En cette journée de mercredi, les gens prennent leur temps dans les rues de Port-Louis, histoire de renouer avec ce folklore de décembre. Les ventes sont-elles de bon augure ? Les tons de voix des marchands changent. Si pour certains, la rue est leur gagne-pain, pour d’autres, décembre n’est pas vraiment une période propice. « Il y a la concurrence parfois déloyale. Bizin rize ek rapid pou konvink klian aste kot nou. »
D’après une vendeuse, beaucoup doivent être présents en soirée pour écouler leurs marchandises. Car, pour elle, c’est après les heures de fermeture de bureaux, dans la soirée, que l’ambiance atteint son apogée. Et pour rendre ces achats plus fluides, les restaurants du coin et les marchands de gâteaux, de rôti, de biryani jouent aussi un rôle clé. Patricia aime bien acquérir des produits dans la rue, mais insiste sur le fait que cela ne soit pas au détriment des piétons. « Il y a trop d’étals et plus de place pour circuler librement. Certains endroits qui ne sont pas sécurisés pour une femme seule. Il y a le voisinage aussi qui loge des plaintes, car le klaxon des voitures, les motocyclettes, tout cela crée aussi du chahut le soir. Car avoir sa maison près de la rue, c’est aussi un handicap. »
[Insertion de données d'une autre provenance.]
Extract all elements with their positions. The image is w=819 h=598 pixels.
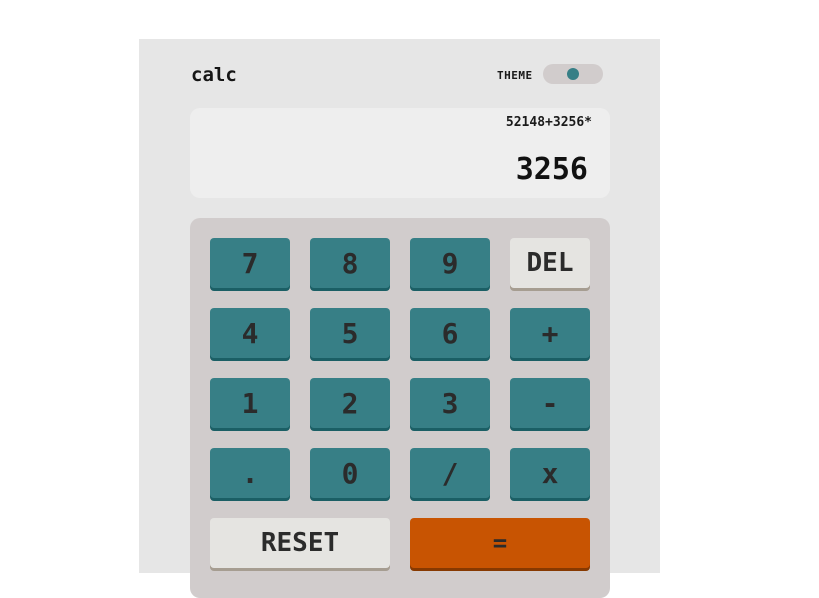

La nuit, les rues et les enseignes des magasins rayonnent, avec dans les yeux des enfants et des adultes cette magie de Noël retrouvée après une année de boulot stressante. Chacun s’amuse entre acquisitions de Noël, virée en famille avec ce sentiment d’être resté un éternel enfant. Emmanuel, âgé de 12 ans, trouve dommage que contrairement aux grandes enseignes, le Père Noël ne soit jamais présent aux échoppes de rue. « J’espère que cette année mon appel sera entendu et que les marchands ambulants choisissent un Père Noël pour représenter leur échoppe, cela attirera plus d’enfants et c’est ainsi que la magie de Noël rayonnera sur toute l’île. Ce sera le Bolom Noël rouge du changement », conclut-il avec un large sourire.